Microsoft, others hit back at Google for privacy hack
By Hayley Tsukayama,
After news broke that Google has been using code to circumvent Apple privacy settings on the Safari browser to serve personalized ads to its account holders, Microsoft took the opportunity to gleefully point out the privacy features in its Internet Explorer browser.
“Apparently, Google has been able to track users of Apple’s Safari browser while they surf the web on their Apple iPhones, iPads and Macs,” wrote Ryan Gavin, Microsoft’s general manager for Internet Explorer Business and Marketing in a company blog post. “This type of tracking by Google is not new. The novelty here is that Google apparently circumvented the privacy protections built into Apple’s Safari browser in a deliberate, and ultimately, successful fashion.”

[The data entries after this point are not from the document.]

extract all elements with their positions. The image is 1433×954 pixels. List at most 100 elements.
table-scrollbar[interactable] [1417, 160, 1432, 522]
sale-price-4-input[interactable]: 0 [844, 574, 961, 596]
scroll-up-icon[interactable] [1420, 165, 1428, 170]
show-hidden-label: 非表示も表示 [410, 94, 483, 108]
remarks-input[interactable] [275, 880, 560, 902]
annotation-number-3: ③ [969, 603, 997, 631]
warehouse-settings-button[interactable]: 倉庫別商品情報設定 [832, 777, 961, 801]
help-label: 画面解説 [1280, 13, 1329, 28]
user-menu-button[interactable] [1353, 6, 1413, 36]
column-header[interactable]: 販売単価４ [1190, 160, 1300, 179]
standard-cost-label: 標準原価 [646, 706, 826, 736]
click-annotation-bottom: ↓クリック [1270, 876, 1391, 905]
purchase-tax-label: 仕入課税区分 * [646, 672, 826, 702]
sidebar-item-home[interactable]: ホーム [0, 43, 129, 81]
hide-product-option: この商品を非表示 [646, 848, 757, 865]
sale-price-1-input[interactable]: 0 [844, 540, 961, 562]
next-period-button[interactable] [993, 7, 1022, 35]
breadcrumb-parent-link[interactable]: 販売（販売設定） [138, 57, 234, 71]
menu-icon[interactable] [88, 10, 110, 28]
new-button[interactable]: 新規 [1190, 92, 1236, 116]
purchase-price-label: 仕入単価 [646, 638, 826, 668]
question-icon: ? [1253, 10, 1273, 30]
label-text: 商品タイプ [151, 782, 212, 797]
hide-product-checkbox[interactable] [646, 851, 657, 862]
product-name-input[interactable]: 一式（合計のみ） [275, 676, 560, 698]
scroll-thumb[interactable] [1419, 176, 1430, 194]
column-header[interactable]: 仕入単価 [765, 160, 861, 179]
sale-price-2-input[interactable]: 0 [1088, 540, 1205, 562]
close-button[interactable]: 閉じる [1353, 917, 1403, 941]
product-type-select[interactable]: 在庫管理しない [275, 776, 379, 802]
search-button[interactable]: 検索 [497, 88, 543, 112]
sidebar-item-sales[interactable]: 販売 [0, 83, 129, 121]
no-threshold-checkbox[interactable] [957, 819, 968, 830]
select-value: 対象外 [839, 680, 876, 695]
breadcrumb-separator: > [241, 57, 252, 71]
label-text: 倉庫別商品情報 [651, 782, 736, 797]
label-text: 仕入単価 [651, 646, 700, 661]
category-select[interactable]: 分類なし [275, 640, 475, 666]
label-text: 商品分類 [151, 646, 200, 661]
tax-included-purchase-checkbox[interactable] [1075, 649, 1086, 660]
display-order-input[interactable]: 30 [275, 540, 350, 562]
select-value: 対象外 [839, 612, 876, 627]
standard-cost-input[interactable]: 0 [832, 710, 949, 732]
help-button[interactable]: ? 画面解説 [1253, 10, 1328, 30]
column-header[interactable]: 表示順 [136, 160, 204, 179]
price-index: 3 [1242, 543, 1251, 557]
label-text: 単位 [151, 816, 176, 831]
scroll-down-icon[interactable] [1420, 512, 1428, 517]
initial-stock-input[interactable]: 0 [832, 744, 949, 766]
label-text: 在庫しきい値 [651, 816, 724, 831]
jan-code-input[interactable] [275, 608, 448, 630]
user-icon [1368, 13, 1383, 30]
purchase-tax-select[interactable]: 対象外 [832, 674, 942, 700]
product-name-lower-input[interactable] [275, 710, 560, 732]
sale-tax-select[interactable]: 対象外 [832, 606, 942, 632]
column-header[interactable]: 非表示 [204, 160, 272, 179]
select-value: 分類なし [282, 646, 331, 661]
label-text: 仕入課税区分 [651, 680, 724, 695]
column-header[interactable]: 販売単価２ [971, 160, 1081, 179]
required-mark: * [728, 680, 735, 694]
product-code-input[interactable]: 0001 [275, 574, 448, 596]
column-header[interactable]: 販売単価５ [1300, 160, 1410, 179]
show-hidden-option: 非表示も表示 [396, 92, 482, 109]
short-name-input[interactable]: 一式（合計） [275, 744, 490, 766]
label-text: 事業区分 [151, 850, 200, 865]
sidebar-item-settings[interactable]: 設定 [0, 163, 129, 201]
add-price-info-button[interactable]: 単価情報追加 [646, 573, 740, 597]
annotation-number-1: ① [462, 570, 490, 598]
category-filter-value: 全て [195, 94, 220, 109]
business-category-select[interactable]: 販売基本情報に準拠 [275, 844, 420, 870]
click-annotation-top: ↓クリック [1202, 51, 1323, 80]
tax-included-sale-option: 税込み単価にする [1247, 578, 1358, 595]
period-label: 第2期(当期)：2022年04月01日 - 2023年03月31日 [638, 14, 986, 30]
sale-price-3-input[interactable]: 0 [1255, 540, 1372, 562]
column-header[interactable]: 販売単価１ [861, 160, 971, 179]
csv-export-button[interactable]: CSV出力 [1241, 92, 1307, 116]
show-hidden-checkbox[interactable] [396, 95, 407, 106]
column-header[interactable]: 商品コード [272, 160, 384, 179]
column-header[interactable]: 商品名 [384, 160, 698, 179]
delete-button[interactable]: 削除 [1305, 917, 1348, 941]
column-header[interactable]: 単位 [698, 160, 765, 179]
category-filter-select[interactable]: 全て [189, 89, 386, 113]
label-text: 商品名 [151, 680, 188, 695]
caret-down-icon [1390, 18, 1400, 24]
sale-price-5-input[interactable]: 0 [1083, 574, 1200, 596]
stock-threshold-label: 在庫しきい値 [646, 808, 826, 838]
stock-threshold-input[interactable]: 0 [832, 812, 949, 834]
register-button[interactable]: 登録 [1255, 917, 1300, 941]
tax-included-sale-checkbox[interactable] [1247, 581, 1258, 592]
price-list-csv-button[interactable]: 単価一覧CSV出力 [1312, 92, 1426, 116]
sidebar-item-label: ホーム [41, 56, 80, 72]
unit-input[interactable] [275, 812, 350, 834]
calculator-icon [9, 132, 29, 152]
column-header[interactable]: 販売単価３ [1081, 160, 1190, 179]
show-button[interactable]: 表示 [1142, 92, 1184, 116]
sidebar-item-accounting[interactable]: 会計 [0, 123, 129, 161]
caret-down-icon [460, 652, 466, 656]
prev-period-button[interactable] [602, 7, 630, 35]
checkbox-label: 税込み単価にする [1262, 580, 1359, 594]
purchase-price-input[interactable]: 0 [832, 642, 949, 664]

As for this latest incident, in a statement given to The Washington Post, Google spokeswoman Rachel Whetstone said that the company was simply using a “known Safari functionality” that allowed the company to serve Safari users personalized ads when they were logged-in to Google services.
Safari, by default, only accepts cookies from sites that it visits directly. In order to be able to serve ads from its DoubleClick network on Google pages — adding the functionality to, for example, use the +1 button — Google used some code to make Safari think users visited DoubleClick directly and had filled out a form. But Google’s small modification also made it possible for other cookies from DoubleClick to make it onto users’ machines, prompting Google to begin removing the advertising cookies.
Whetstone said that information passing between Safari and Google’s servers was not linked to personal information and that Google was not collecting personal information with these cookies.
Privacy advocates also criticized Google. The Electronic Frontier Foundation said Friday that Google’s actions are a prime example of why the U.S. needs “Do Not Track” options, which would prevent advertisers from attaching cookies to users’ machines. The digital rights non-profit called on Google to add “Do Not Track” to its existing opt-out mechanisms for advertising and analytics.
Other groups asked how the workaround got through Google’s design process. Justin Brookman, the Center for Democracy and Technology's director of consumer privacy said in a statement, “We are severely disappointed that Google and others choose to place tracking cookies on Safari browsers using invisible form submission. While we take Google’s assertion at face value that it was not their intent to track users in this way, we are perplexed how this decision evaded Google’s internal design and review process. After a several recent missteps--and two new reboots on privacy-by-design--this should never have happened.”